# Factor 2x²+13x+40

I thought with this sort of problem you are supposed to multipy 40 by 2 and get 80 and then come up with two factors that equal 13. If this doesn't work, you are supposed to factor out a number/variable.

Since neither of these methods work, is this problem unable to be factored, or am I mistaken?

Thanks in advance.

i thought it would be 15x3+40. I am not sure though

I don't think it can be factored. The factors of 40 are

40*1

20*2

10*4

8*5

and none of those number will work.

For

a x^2 + bx + c

calculate the discriminant:

b^2 - 4 a c.

If it is negative it cannot be factored.

In this case it is -151. The factorization involves the square root of the discriminant. If it isn't rational you won't be able to find the factorization by inspection easily either.

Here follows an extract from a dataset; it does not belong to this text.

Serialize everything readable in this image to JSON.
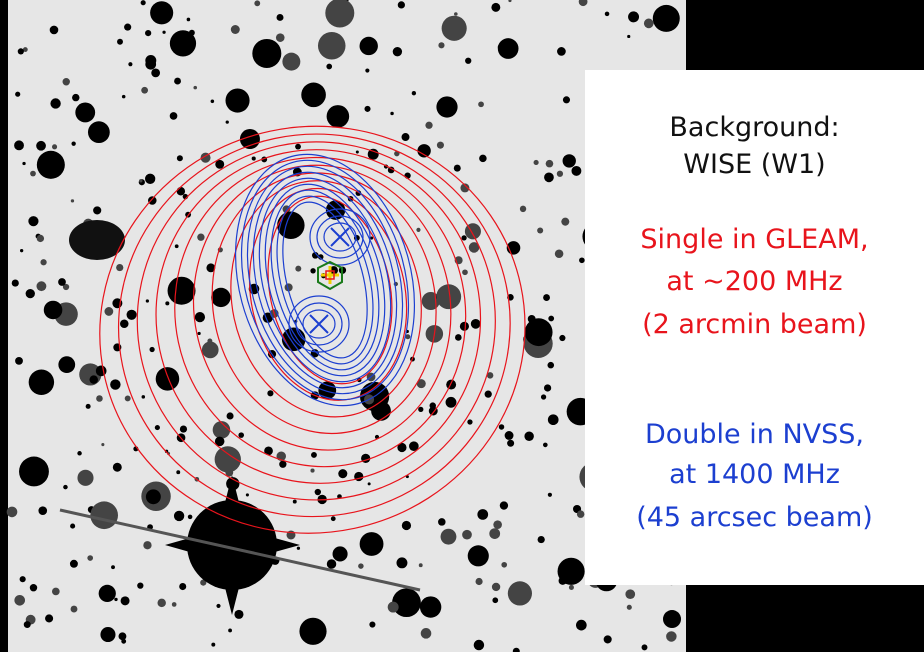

## To factor the expression 2x²+13x+40, you can try the method you mentioned, which involves finding two factors of the constant term (40) that add up to the coefficient of the middle term (13). However, in this case, you correctly realized that there are no such factors.

Another approach is to use the quadratic formula:

For the quadratic equation ax²+bx+c=0, the solutions can be found using the quadratic formula:

x = (-b ± √(b²-4ac))/(2a)

In the case of 2x²+13x+40, a = 2, b = 13, and c = 40. Substituting these values into the quadratic formula, we get:

x = (-13 ± √(13²-4(2)(40)))/(2(2))

Simplifying further, we have:

x = (-13 ± √(169-320))/(4)

x = (-13 ± √(-151))/(4)

Since the discriminant, which is the expression under the square root, is negative (-151), there are no real solutions to this quadratic equation, and therefore, the expression cannot be factored using real numbers.

It is also worth noting that even if the discriminant had been positive, it does not necessarily mean that the expression can be factored nicely. Some quadratic expressions might require more advanced methods or could be prime/non-factorable.